Stanford University School of Medicine researchers shed light on how oncogenes participate in the genesis and progression of cancer, helping tumor cells evade immune responses. The team studied the Myc oncogene and found that this protein directly controls two molecules within tumor cell surfaces that are essential for tumor progression and the evasion of immune defenses.
The research paper, titled “MYC regulates the antitumor immune response through CD47 and PD-L1,” was published in Science.
Oncogenes normally perform vital functions in cells, but when mutated or expressed in abnormal levels their activity promotes the development and progression of cancers. Myc oncogene is mutated in many human cancers, causing the encoded transcription factor Myc to be overexpressed. Previous research has shown that blocking the expression of the Myc gene leads to the regression of certain tumors in animals, a phenomenon known as oncogene addiction as the tumor is dependent on its expression. Because this regression was shown to only occur in animals with intact immune systems, researchers theorized that a relationship exists between Myc and the immune system.
Researchers investigated the possible link between Myc and the innate immune regulator Cluster of Differentiation 47 (CD47) and the adaptive immune checkpoint programmed death-ligand 1 (PD-L1). CD47 is a protein overexpressed in almost all human cancers, sending signals that protect cancer cells from being “eaten” by macrophages. PD-L1 is known to suppress the immune system during cancer and autoimmune diseases, and is also overexpressed in many cancers. Myc was found to regulate the expression of both molecules.

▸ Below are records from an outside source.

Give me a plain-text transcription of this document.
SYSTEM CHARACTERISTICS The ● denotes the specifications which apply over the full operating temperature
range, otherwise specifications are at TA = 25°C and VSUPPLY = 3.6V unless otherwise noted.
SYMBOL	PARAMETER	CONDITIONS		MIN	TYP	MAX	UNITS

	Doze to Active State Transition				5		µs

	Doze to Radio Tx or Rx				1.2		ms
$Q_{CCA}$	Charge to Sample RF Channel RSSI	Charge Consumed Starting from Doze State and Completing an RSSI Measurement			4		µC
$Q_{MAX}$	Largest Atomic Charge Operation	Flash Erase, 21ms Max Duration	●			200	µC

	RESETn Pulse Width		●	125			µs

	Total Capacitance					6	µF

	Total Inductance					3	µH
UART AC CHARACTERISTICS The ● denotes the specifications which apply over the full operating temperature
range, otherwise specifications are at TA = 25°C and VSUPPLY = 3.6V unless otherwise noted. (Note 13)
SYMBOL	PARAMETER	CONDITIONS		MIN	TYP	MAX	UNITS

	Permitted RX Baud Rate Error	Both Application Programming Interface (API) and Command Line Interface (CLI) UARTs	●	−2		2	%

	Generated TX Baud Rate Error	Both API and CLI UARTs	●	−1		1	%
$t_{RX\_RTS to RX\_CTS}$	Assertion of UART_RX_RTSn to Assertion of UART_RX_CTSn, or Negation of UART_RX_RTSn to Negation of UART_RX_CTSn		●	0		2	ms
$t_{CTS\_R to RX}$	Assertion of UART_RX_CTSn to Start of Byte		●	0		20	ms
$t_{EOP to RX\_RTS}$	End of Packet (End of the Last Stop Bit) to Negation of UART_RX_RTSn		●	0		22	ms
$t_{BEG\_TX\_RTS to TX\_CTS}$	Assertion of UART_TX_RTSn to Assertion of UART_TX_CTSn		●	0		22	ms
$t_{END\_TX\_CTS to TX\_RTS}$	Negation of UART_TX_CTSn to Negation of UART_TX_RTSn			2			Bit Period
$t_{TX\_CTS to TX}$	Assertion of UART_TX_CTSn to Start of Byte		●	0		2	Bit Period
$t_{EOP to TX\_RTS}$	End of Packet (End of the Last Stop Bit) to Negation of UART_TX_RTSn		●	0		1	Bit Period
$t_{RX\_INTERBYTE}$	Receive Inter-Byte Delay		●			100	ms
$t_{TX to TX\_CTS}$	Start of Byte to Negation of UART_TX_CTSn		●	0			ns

Suppression of Myc in mouse and human tumors, such as acute lymphoblastic leukemia (ALL) and liver cancer, was accompanied by a reduction of CD47 and PD-L1 mRNA and protein levels, while other immune regulatory molecules remained unaffected. The researchers also analysed available genetic data from patients, and found that the levels of Myc expression were strongly correlated with expression levels of CD47 and PD-L1 genes in liver, kidney, and colorectal tumors. Moreover, Myc was found to bind directly to the promoter regions of the CD47 and PD-L1 genes, an interaction that raised the levels of CD-47 expression in a human blood cell line. The inactivation of Myc in mouse models of cancer led to the lower expression of CD47 and PD-L1, enhancing the anti-tumor immune response. But when scientists engineered mouse leukemia cells to constantly express CD-47 and PD-L1 genes, regardless of Myc status, the cells were able to effectively evade immune system cells (macrophages and T-cells). Importantly, tumors derived from these cells continued to grow and did not regress when Myc was shut down.
Researchers believe that a synergetic therapy, combining the targeting of Myc, Pd-L1 and CD47, could have an enhanced effect on anti-tumor activity, slowing or stopping its growth while alerting the immune system.
“There is a growing sense of tremendous excitement in the field of cancer immunotherapy,” Professor Dean Felsher, MD, the study’s senior author, said in a press release. “In many cases, it’s working. But it’s not been clear why some cancers are more sensitive than others. Our work highlights a direct link between oncogene expression and immune regulation that could be exploited to help patients.”